— Я никогда не смеялся, Джордж, честное слово.
— Ну, не ты, так другие.
— Кто же?
— Многие. Знаешь ли ты, что люди, бывало, меняли фамилию, потому что их засмеивали совсем, проходу не давали.
— У нас этого никто не делал.
— Но такие случаи бывали. Вот, к примеру, мой племянник. Я вернулся с войны мертвецом. Жена померла от испанки. У моей сестры был сын, способный мальчик. Я тогда еще не пил. Откладывал каждый лишний пенс. Когда пришло время, помог ему поступить в университет. Ну, он поступил, и ему там было хуже, чем на войне. Он часто приезжал оттуда, но лучше бы ему не приезжать. Когда он был дома, я уходил — тогда и пить начал.
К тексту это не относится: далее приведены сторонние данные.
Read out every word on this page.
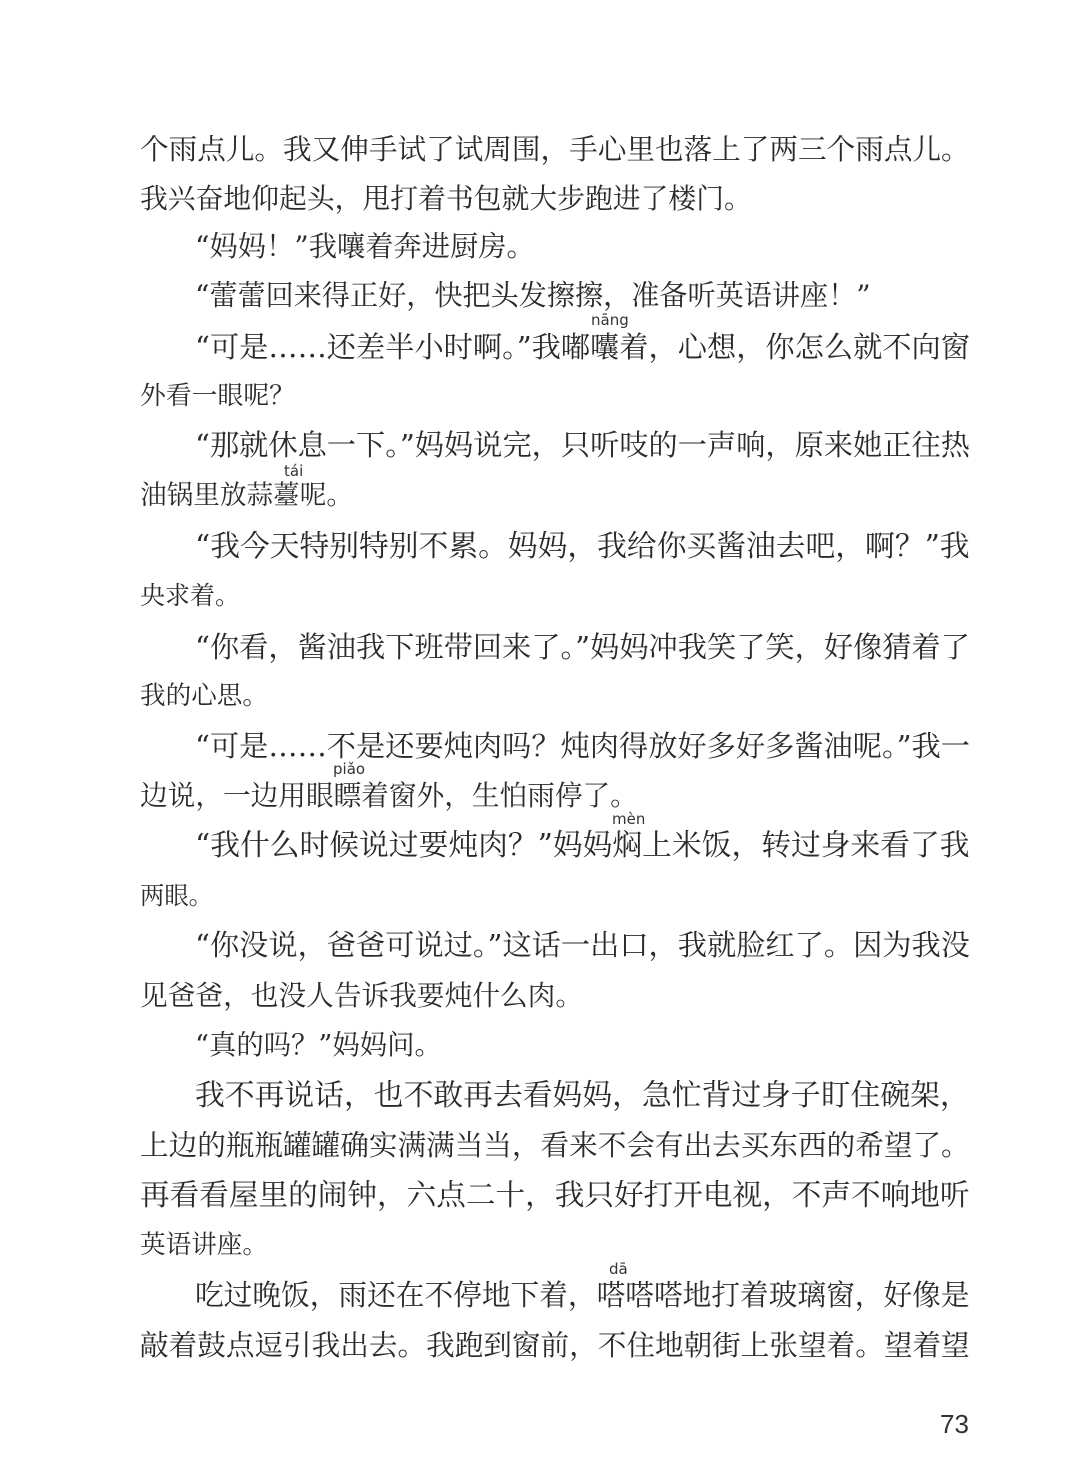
个雨点儿。我又伸手试了试周围，手心里也落上了两三个雨点儿。
我兴奋地仰起头，甩打着书包就大步跑进了楼门。
“妈妈！”我嚷着奔进厨房。
“蕾蕾回来得正好，快把头发擦擦，准备听英语讲座！”
“可是……还差半小时啊。”我嘟囔着，心想，你怎么就不向窗
外看一眼呢？
“那就休息一下。”妈妈说完，只听吱的一声响，原来她正往热
油锅里放蒜薹呢。
“我今天特别特别不累。妈妈，我给你买酱油去吧，啊？”我
央求着。
“你看，酱油我下班带回来了。”妈妈冲我笑了笑，好像猜着了
我的心思。
“可是……不是还要炖肉吗？炖肉得放好多好多酱油呢。”我一
边说，一边用眼瞟着窗外，生怕雨停了。
“我什么时候说过要炖肉？”妈妈焖上米饭，转过身来看了我
两眼。
“你没说，爸爸可说过。”这话一出口，我就脸红了。因为我没
见爸爸，也没人告诉我要炖什么肉。
“真的吗？”妈妈问。
我不再说话，也不敢再去看妈妈，急忙背过身子盯住碗架，
上边的瓶瓶罐罐确实满满当当，看来不会有出去买东西的希望了。
再看看屋里的闹钟，六点二十，我只好打开电视，不声不响地听
英语讲座。
吃过晚饭，雨还在不停地下着，嗒嗒嗒地打着玻璃窗，好像是
敲着鼓点逗引我出去。我跑到窗前，不住地朝街上张望着。望着望
nāng
tái
piǎo
mèn
dā
73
— Он, наверно, был снобом.
— Нет, он сбился с пути, вот в чем беда, и винил во всем свою фамилию. Видно, всякие умники его задразнили. А когда он кончил университет, то приехал и сказал, что сменил фамилию.
— А потом что?
— Ничего. Мы жили сами по себе, а он сам по себе; никто и не заметил разницы, только мы все реже его видели.
— А кем он работал?
— Учителем, — сказал Джордж. — И сейчас еще учительствует где-то здесь, в городе. Как увидит меня на улице — шасть на другую сторону. А от матери, заметь, так не бегает. Да только ей от этого не легче.
— Но… — начал я.
— Знаю, что ты скажешь: будь его мать мне сестрой, его фамилия была бы не Бзэк. Ошибаешься. Она была мне сестрой, и все же его фамилия была Бзэк… Может, именно в этом все дело.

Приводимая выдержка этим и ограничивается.